Thursday 20 September 2012

Tales from a failed world: Teacher I (an introduction)

(this is something I wrote just to introduce what kind of scenario I'm trying to portray here. I'll use parts of what I have below in the story itself, just to make it read better)

2nd April 2034.

I've been selected to go and help set a school up in what you could only describe as a city of Portakabins. This is all part of the Government's drive to re-establish education for the poor.

So out of the schools which we finally got to work, teachers (including me) were randomly selected to go spend some time out, accommodation sorted and everything, to go and teach poor kids who otherwise wouldn't have any formal education at all.

This is England, if you can believe it, that is. I'm fifty-five and I've been teaching Biology for thirty years. They thought I'd be perfect for this sort of thing, with my experience. I've tought endless amounts of bottom set classes and managed to get a few of them to shine over the years, some of them actually managing to get decent jobs. The rest of them, though, may have ended up in places like this. For the record, I'll tell you what happened.

All over the country, on the outskirts of many towns and cities, and on some inner city brownfield sites too, areas were designated as 'Overspill Estates'. They put down concrete footings, connected pipes up for water, sewage and electricity, then piled up stacks of what could only be described as modified Portakabins, as a modular solution to a housing crisis.

They claimed that two of these bolted together and linked by a staircase inside them would serve as a  two-bed house for a small family, say two adults and two children.
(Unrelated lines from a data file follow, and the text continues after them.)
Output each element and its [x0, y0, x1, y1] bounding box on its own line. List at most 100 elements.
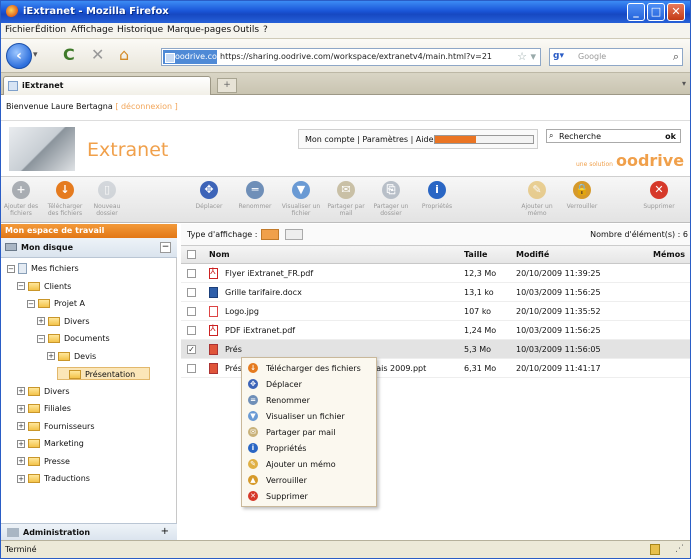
tree-node[interactable]: + Filiales	[17, 402, 71, 415]
collapse-icon[interactable]: −	[37, 334, 45, 343]
menu-fichier[interactable]: Fichier	[5, 25, 34, 35]
row-checkbox[interactable]	[187, 326, 196, 335]
table-row[interactable]: Logo.jpg 107 ko 20/10/2009 11:35:52	[181, 302, 690, 321]
address-bar[interactable]: oodrive.com https://sharing.oodrive.com/…	[161, 48, 541, 66]
context-menu-item[interactable]: ✥ Déplacer	[242, 377, 376, 392]
expand-icon[interactable]: +	[17, 457, 25, 465]
share-folder-button[interactable]: ⎘ Partager un dossier	[373, 179, 409, 222]
google-engine-icon[interactable]: g▾	[553, 51, 575, 63]
file-name-tail[interactable]: lais 2009.ppt	[374, 364, 426, 373]
properties-button[interactable]: i Propriétés	[419, 179, 455, 222]
expand-icon[interactable]: +	[47, 352, 55, 360]
file-name[interactable]: Prés	[225, 345, 242, 354]
search-icon[interactable]: ⌕	[673, 50, 679, 64]
row-checkbox[interactable]: ✓	[187, 345, 196, 354]
select-all-checkbox[interactable]	[187, 250, 196, 259]
list-view-icon[interactable]	[261, 229, 279, 240]
context-menu-item[interactable]: ✎ Ajouter un mémo	[242, 457, 376, 472]
menu-marque-pages[interactable]: Marque-pages	[167, 25, 231, 35]
reload-icon[interactable]: C	[63, 47, 75, 63]
collapse-icon[interactable]: −	[17, 282, 25, 290]
menu-edition[interactable]: Édition	[35, 25, 66, 35]
history-dropdown-icon[interactable]: ▾	[33, 50, 43, 62]
menu-historique[interactable]: Historique	[117, 25, 163, 35]
menu-help[interactable]: ?	[263, 25, 268, 35]
collapse-icon[interactable]: −	[7, 264, 15, 273]
delete-button[interactable]: ✕ Supprimer	[641, 179, 677, 222]
expand-administration-button[interactable]: +	[161, 526, 169, 537]
add-memo-button[interactable]: ✎ Ajouter un mémo	[519, 179, 555, 222]
column-name[interactable]: Nom	[209, 250, 230, 259]
row-checkbox[interactable]	[187, 269, 196, 278]
file-name[interactable]: PDF iExtranet.pdf	[225, 326, 295, 335]
page-search-ok-button[interactable]: ok	[665, 132, 676, 141]
minimize-button[interactable]: _	[627, 3, 645, 21]
tree-node[interactable]: + Traductions	[17, 472, 90, 485]
tab-iextranet[interactable]: iExtranet	[3, 76, 211, 95]
collapse-icon[interactable]: −	[27, 299, 35, 308]
add-files-button[interactable]: + Ajouter des fichiers	[3, 179, 39, 222]
new-tab-button[interactable]: +	[217, 78, 237, 93]
account-links[interactable]: Mon compte | Paramètres | Aide	[305, 135, 434, 144]
table-row[interactable]: PDF iExtranet.pdf 1,24 Mo 10/03/2009 11:56…	[181, 321, 690, 340]
context-menu-item[interactable]: i Propriétés	[242, 441, 376, 456]
logout-link[interactable]: [ déconnexion ]	[115, 102, 177, 111]
expand-icon[interactable]: +	[17, 422, 25, 430]
download-files-button[interactable]: ↓ Télécharger des fichiers	[47, 179, 83, 222]
share-mail-button[interactable]: ✉ Partager par mail	[327, 179, 365, 222]
page-search[interactable]: ⌕ Recherche ok	[546, 129, 681, 143]
tab-list-icon[interactable]: ▾	[682, 79, 686, 88]
stop-icon[interactable]: ✕	[91, 47, 104, 63]
context-menu-item[interactable]: = Renommer	[242, 393, 376, 408]
column-size[interactable]: Taille	[464, 250, 487, 259]
site-identity-badge[interactable]: oodrive.com	[163, 50, 225, 64]
page-search-input[interactable]: Recherche	[559, 132, 601, 141]
expand-icon[interactable]: +	[17, 439, 25, 448]
expand-icon[interactable]: +	[37, 317, 45, 325]
my-disk-section[interactable]: Mon disque −	[1, 238, 177, 258]
row-checkbox[interactable]	[187, 364, 196, 373]
expand-icon[interactable]: +	[17, 404, 25, 413]
rename-button[interactable]: ═ Renommer	[237, 179, 273, 222]
back-icon[interactable]: ‹	[6, 43, 32, 69]
expand-icon[interactable]: +	[17, 474, 25, 483]
tree-node[interactable]: + Fournisseurs	[17, 420, 95, 433]
home-icon[interactable]: ⌂	[119, 47, 129, 63]
collapse-button[interactable]: −	[160, 242, 171, 253]
table-row[interactable]: Grille tarifaire.docx 13,1 ko 10/03/2009 1…	[181, 283, 690, 302]
maximize-button[interactable]: □	[647, 3, 665, 21]
close-button[interactable]: ✕	[667, 3, 685, 21]
thumbnail-view-icon[interactable]	[285, 229, 303, 240]
menu-affichage[interactable]: Affichage	[71, 25, 113, 35]
tree-node[interactable]: − Projet A	[27, 297, 85, 310]
context-menu-item[interactable]: ↓ Télécharger des fichiers	[242, 361, 376, 376]
browser-search-bar[interactable]: g▾ Google ⌕	[549, 48, 683, 66]
view-file-button[interactable]: ▼ Visualiser un fichier	[282, 179, 320, 222]
move-button[interactable]: ✥ Déplacer	[191, 179, 227, 222]
tree-node[interactable]: + Devis	[47, 350, 96, 363]
tree-node[interactable]: − Mes fichiers	[7, 262, 79, 275]
table-row[interactable]: Flyer iExtranet_FR.pdf 12,3 Mo 20/10/2009 …	[181, 264, 690, 283]
administration-section[interactable]: Administration +	[1, 523, 177, 540]
tree-node[interactable]: + Marketing	[17, 437, 84, 450]
context-menu-item[interactable]: ▼ Visualiser un fichier	[242, 409, 376, 424]
tree-node[interactable]: Présentation	[57, 367, 151, 380]
url-text[interactable]: https://sharing.oodrive.com/workspace/ex…	[220, 52, 492, 61]
row-checkbox[interactable]	[187, 307, 196, 316]
file-name[interactable]: Flyer iExtranet_FR.pdf	[225, 269, 313, 278]
context-menu-item[interactable]: ✉ Partager par mail	[242, 425, 376, 440]
tree-node[interactable]: + Divers	[17, 385, 70, 398]
lock-button[interactable]: 🔒 Verrouiller	[564, 179, 600, 222]
file-name[interactable]: Grille tarifaire.docx	[225, 288, 302, 297]
file-name[interactable]: Logo.jpg	[225, 307, 259, 316]
file-name[interactable]: Prés	[225, 364, 242, 373]
context-menu-item[interactable]: ✕ Supprimer	[242, 489, 376, 504]
tree-node[interactable]: − Documents	[37, 332, 110, 345]
row-checkbox[interactable]	[187, 288, 196, 297]
column-memos[interactable]: Mémos	[653, 250, 685, 259]
expand-icon[interactable]: +	[17, 387, 25, 395]
column-modified[interactable]: Modifié	[516, 250, 549, 259]
menu-outils[interactable]: Outils	[233, 25, 259, 35]
context-menu-item[interactable]: ▲ Verrouiller	[242, 473, 376, 488]
secure-lock-icon[interactable]	[650, 544, 660, 555]
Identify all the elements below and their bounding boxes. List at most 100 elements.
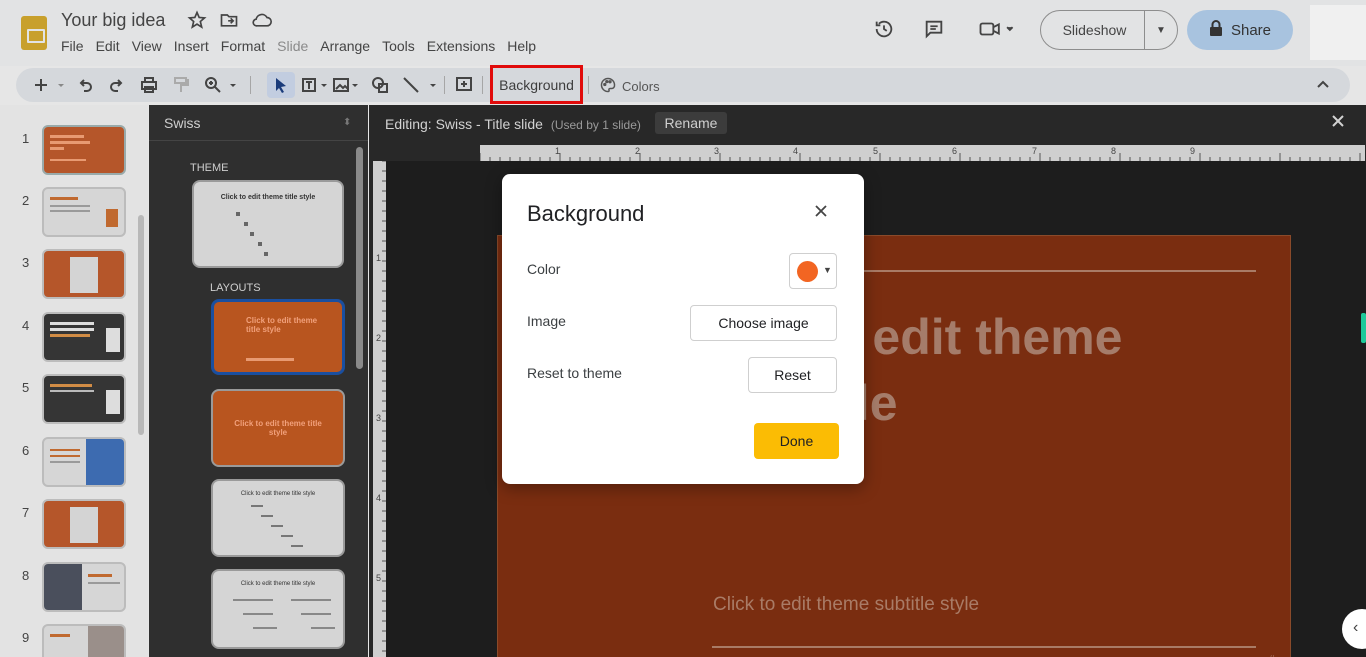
- slide-thumbnail[interactable]: [42, 562, 126, 612]
- ruler-label: 3: [376, 413, 381, 423]
- toolbar-divider: [588, 76, 589, 94]
- thumb-card: [106, 390, 120, 414]
- done-button[interactable]: Done: [754, 423, 839, 459]
- close-icon[interactable]: [814, 204, 830, 220]
- slides-logo-icon[interactable]: [21, 16, 47, 50]
- comments-icon[interactable]: [923, 18, 947, 42]
- share-button[interactable]: Share: [1187, 10, 1293, 50]
- layouts-section-label: LAYOUTS: [210, 282, 261, 294]
- shape-icon[interactable]: [371, 76, 389, 94]
- layout-title-and-body[interactable]: Click to edit theme title style: [211, 479, 345, 557]
- slide-thumbnail[interactable]: [42, 312, 126, 362]
- slide-thumbnail[interactable]: [42, 374, 126, 424]
- layout-title-slide[interactable]: Click to edit theme title style: [211, 299, 345, 375]
- redo-icon[interactable]: [108, 76, 126, 94]
- zoom-dropdown-icon[interactable]: [228, 76, 238, 94]
- theme-panel-divider: [149, 140, 368, 141]
- collapse-toolbar-icon[interactable]: [1314, 76, 1332, 94]
- column-line: [253, 627, 277, 629]
- slide-title-placeholder[interactable]: o edit theme yle: [828, 304, 1122, 436]
- slide-number: 8: [22, 568, 30, 583]
- ruler-label: 2: [376, 333, 381, 343]
- bullet-mark: [261, 515, 273, 517]
- menu-edit[interactable]: Edit: [96, 38, 120, 54]
- ruler-ticks: 1 2 3 4 5: [376, 160, 386, 652]
- slideshow-label[interactable]: Slideshow: [1041, 11, 1145, 49]
- ruler-label: 9: [1190, 146, 1195, 156]
- slideshow-button[interactable]: Slideshow ▼: [1040, 10, 1178, 50]
- theme-panel-scrollbar[interactable]: [356, 147, 363, 369]
- meet-video-icon[interactable]: [977, 18, 1017, 42]
- thumb-text-line: [50, 141, 90, 144]
- menu-extensions[interactable]: Extensions: [427, 38, 495, 54]
- slideshow-dropdown-icon[interactable]: ▼: [1145, 25, 1177, 36]
- background-button[interactable]: Background: [490, 65, 583, 104]
- toolbar-divider: [482, 76, 483, 94]
- bullet-mark: [291, 545, 303, 547]
- colors-button[interactable]: Colors: [600, 77, 660, 96]
- layout-two-columns[interactable]: Click to edit theme title style: [211, 569, 345, 649]
- add-comment-icon[interactable]: [455, 76, 473, 94]
- menu-help[interactable]: Help: [507, 38, 536, 54]
- slide-subtitle-placeholder[interactable]: Click to edit theme subtitle style: [713, 594, 979, 616]
- close-editor-icon[interactable]: [1331, 114, 1347, 130]
- bullet-mark: [236, 212, 240, 216]
- print-icon[interactable]: [140, 76, 158, 94]
- slide-thumbnail[interactable]: [42, 499, 126, 549]
- slide-thumbnail[interactable]: [42, 437, 126, 487]
- theme-master-thumbnail[interactable]: Click to edit theme title style: [192, 180, 344, 268]
- textbox-icon[interactable]: [300, 76, 318, 94]
- thumb-card: [70, 257, 98, 293]
- document-title[interactable]: Your big idea: [61, 10, 165, 31]
- bullet-mark: [281, 535, 293, 537]
- menu-tools[interactable]: Tools: [382, 38, 415, 54]
- menu-insert[interactable]: Insert: [174, 38, 209, 54]
- menu-format[interactable]: Format: [221, 38, 265, 54]
- cloud-status-icon[interactable]: [251, 10, 273, 32]
- image-dropdown-icon[interactable]: [350, 76, 360, 94]
- layout-title-text: Click to edit theme title style: [234, 419, 322, 437]
- theme-sort-icon[interactable]: ⬍: [343, 117, 351, 128]
- menu-arrange[interactable]: Arrange: [320, 38, 370, 54]
- zoom-icon[interactable]: [204, 76, 222, 94]
- select-cursor-icon[interactable]: [272, 76, 290, 94]
- toolbar-divider: [444, 76, 445, 94]
- menu-view[interactable]: View: [132, 38, 162, 54]
- line-icon[interactable]: [402, 76, 420, 94]
- move-to-folder-icon[interactable]: [219, 10, 241, 32]
- layout-subtitle-line: [246, 358, 294, 361]
- share-label: Share: [1230, 21, 1272, 39]
- thumb-text-line: [50, 197, 78, 200]
- layout-title-text: Click to edit theme title style: [246, 316, 318, 334]
- vertical-ruler[interactable]: 1 2 3 4 5: [373, 160, 386, 657]
- thumb-card: [106, 328, 120, 352]
- color-picker-button[interactable]: ▼: [789, 253, 837, 289]
- version-history-icon[interactable]: [873, 18, 897, 42]
- choose-image-button[interactable]: Choose image: [690, 305, 837, 341]
- slide-thumbnail[interactable]: [42, 187, 126, 237]
- layout-section-header[interactable]: Click to edit theme title style: [211, 389, 345, 467]
- textbox-dropdown-icon[interactable]: [319, 76, 329, 94]
- new-slide-plus-icon[interactable]: [32, 76, 50, 94]
- ruler-label: 5: [873, 146, 878, 156]
- reset-to-theme-label: Reset to theme: [527, 365, 622, 381]
- slide-thumbnail[interactable]: [42, 624, 126, 657]
- slide-thumbnail[interactable]: [42, 125, 126, 175]
- horizontal-ruler[interactable]: 1 2 3 4 5 6 7 8 9: [479, 145, 1365, 161]
- side-panel-tab[interactable]: [1361, 313, 1366, 343]
- line-dropdown-icon[interactable]: [428, 76, 438, 94]
- menu-slide[interactable]: Slide: [277, 38, 308, 54]
- filmstrip-scrollbar[interactable]: [138, 215, 144, 435]
- undo-icon[interactable]: [76, 76, 94, 94]
- new-slide-dropdown-icon[interactable]: [56, 76, 66, 94]
- reset-button[interactable]: Reset: [748, 357, 837, 393]
- thumb-text-line: [50, 334, 90, 337]
- paint-format-icon[interactable]: [172, 76, 190, 94]
- rename-button[interactable]: Rename: [655, 112, 727, 134]
- ruler-label: 8: [1111, 146, 1116, 156]
- menu-file[interactable]: File: [61, 38, 84, 54]
- account-area[interactable]: [1310, 5, 1366, 60]
- star-icon[interactable]: [187, 10, 209, 32]
- insert-image-icon[interactable]: [332, 76, 350, 94]
- slide-thumbnail[interactable]: [42, 249, 126, 299]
They had two bedrooms, a bathroom, a kitchen and a living room. It was pretty pokey for four, and even more cramped for families of six or more, who weren't able to get a bigger house.

These 'Overspill Estates' were where families and couples would go who couldn't afford to buy or rent a house, the typical low-income category of people.

I remember, years ago, families like these used to get 'social housing' and rent from what were called 'housing associations' where you still had to pay rent (you could get help from the Government if you didn't earn enough) but it wouldn't be so expensive. That stopped when all the housing stock was all sold off to private investors, who rented them out for profit. And all the Government help dried up along with that as well, just to make things a little bit easier for people.

At the same time, there was a general housing shortage, not enough houses were being built to house an ever-growing population, therefore a crisis began to brew where either more than one family were sharing houses to save on extortionate rent payments, or they were out on the street instead (whole families), begging for money or resorting to crime.

There was a change of Government, and it sought to solve this problem. That was kind of prompted by a story covered by most of the national newspapers which referred to one and a half million homeless in total around the UK. When faced with this quandary, they knew they couldn't afford to buy old housing stock back or build new houses in the way we used to build them. Any new houses that were being built were just far too expensive for a lot of people to buy or rent. The option chosen was to quickly put up pre-fabricated housing, and move those families in there.

They became the new 'sink estates' and hardly anyone had a job, instead surviving on handouts. Disease, crime, the usual problems you could imagine, they flourished in these places, and the official line was to not  care too much about that. They didn't vote, they didn't talk a lot to people who lived anywhere else, they were put there to be forgotten about. It worked - apart from the stream of supplies in, regular visits by Police, fire crews and medical staff, not many other people went there. The overburdened education system, which I was a proud member of, virtually cut them off. The kids tended to be unruly, harbouring disease and responded poorly to attempts to educate them, so it was seen as logical to push them out and let them receive education from their family and peers.

Each area had a high, reinforced security fence around it, usually concrete. Not to stop anyone getting in, obviously, but to keep what was in there from getting out too easily. And now, with this change in Government, they wanted to open these places up and connect them with the outside world.

These walled cities of doomed prospects had been in existence for ten years now. Ten years is a long time and that can really change people. And the kids in there? At best, they spent most of their known life in these places, at worst, where they lived was all they had ever known.

Well, it's 6.30 am now. It's time to go and do this.